More important, the company said it expects to produce 1,400 to 1,700 vehicles in the second quarter and 32,000 to 36,000 for all of 2023. The full-year number was down from the 42,000 to 43,000 units the company expected to produce in February.

“We [were] late to get homologation,” CEO Henrik Fisker told Barron’s, referring to the process of getting a car approved for sale with local regulators. That meant the company started European production later than it had intended, leaving a shortfall in annual output, but the CEO says Fisker is still on track to make 6,000 SUVs a month by year end.

Deliveries of the vehicles to consumers began on May 5. Fisker (ticker: FSR) completed its final approvals with European regulators in April, allowing the company to start production and sales of its Ocean SUV. Sales in the U.S. are planned for June.

Investors are reacting to the cut in the full-year production forecast with some nervousness. Shares were down more than 13% in early trading Tuesday, while the S&P 500 and
Nasdaq Composite
were down 0.5% and 0.6%, respectively.

Going from less than 2,000 vehicles in a quarter to almost 20,000 by the end of the year is aggressive, but Fisker is confident it can do it because of its production partnership.

Don’t forget that the company doesn’t own its own manufacturing capacity.
Magna International
(MGA), which has been assembling cars for decades, is building the car at its facility in Austria. Fisker pays for the much of the tooling used to make parts.

Investors might also be concerned that reservations for Fisker EVs sit at about 70,000, flat with the level three months ago. “The whole market has taken somewhat of a beating because of Tesla’s aggressive price reductions,” added the CEO. “Probably we have seen a lot of people who are holding out…get a
Tesla
simply because they couldn’t resist a good bargain.”

Fisker hasn’t changed pricing on its Ocean SUV. It was able to do that partly because it wasn’t producing cars. Battery costs, which drove some price increases for other EV makers, have fallen from peak levels set late in 2022.

Another area of focus for investors is the company’s second vehicle, the PEAR, which Fisker is building with
Hon Hai Precision Industry
(2317. Taiwan), better known as Foxconn.

The PEAR is slated for sale in early 2025. That’s a few months later than planned for and is partly a function of the new EV tax credits in the U.S. Fisker needs to source and build batteries and battery packs in the U.S. to access the tax credit.

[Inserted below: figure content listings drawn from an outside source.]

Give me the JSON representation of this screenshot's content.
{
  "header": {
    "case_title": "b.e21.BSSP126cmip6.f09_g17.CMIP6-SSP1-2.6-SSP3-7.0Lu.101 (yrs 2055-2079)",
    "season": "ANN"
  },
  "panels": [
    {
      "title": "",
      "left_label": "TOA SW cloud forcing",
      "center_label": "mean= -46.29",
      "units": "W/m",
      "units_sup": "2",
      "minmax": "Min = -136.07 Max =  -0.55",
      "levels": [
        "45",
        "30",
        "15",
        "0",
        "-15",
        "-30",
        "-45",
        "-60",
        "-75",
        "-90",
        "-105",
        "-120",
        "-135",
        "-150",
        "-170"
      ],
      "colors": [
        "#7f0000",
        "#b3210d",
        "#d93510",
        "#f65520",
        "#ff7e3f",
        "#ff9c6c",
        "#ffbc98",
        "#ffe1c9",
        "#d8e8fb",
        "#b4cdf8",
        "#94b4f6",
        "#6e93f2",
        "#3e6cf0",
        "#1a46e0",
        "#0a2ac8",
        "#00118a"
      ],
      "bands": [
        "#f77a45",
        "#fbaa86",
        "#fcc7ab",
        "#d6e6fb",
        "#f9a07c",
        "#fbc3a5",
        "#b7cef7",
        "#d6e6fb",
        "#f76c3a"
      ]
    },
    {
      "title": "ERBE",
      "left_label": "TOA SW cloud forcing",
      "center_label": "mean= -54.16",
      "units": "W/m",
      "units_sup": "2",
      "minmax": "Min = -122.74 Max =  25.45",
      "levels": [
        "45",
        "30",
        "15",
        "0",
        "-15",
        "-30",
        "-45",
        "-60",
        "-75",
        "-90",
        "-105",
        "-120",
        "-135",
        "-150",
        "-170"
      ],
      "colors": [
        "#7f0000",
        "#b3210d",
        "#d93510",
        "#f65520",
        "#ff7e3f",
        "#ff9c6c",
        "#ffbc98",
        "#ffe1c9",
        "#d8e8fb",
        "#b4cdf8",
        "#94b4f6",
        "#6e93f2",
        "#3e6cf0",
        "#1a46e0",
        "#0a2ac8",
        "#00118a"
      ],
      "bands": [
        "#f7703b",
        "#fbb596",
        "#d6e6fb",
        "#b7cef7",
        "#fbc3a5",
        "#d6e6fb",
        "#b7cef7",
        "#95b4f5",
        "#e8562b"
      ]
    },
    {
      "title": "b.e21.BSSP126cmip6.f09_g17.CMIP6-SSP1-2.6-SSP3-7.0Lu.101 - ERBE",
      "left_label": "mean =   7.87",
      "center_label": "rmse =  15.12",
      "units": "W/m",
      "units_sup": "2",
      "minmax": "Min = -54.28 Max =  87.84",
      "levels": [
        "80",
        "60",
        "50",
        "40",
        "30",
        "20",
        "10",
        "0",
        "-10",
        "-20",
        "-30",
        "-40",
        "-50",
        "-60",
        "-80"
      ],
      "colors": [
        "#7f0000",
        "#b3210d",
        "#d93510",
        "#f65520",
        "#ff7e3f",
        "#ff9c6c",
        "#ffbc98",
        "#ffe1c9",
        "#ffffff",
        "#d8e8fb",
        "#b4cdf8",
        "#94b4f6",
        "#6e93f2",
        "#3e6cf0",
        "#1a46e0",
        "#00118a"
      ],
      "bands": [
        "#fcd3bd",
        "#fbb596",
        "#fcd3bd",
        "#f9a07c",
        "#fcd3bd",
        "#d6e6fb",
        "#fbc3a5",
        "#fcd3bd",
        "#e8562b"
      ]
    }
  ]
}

Using partners to build vehicles has kept the cash Fisker needs to fund operations below peers such as
Lucid
(LCID), which built and owns its manufacturing facility in Arizona. Wall Street expects Fisker to use about $325 million in 2023.
Lucid
is expected to use about $3.1 billion in 2023.

That cash-use figure might go higher. Fisker still expects to spend between $535 million and $610 million in 2023 running its business, but less production also means less sales revenue to offset that amount.

Fisker ended the quarter with about $650 million in cash on its books. Another $70 million is coming in due to receivables lined to value added tax and equity issued using Fisker’s $350 million at-the-market equity program.

Coming into Tuesday trading, Fisker stock had declined about 34% over the past 12 months. Shares of Lucid were down about 58% over the same span.
General Motors
(GM) shares have fallen roughly 15%, while the S&P 500 has traded about flat.

Rising interest rates, high car prices, a slowing economy, and more EV competition have hit shares of most car makers and EV start-ups.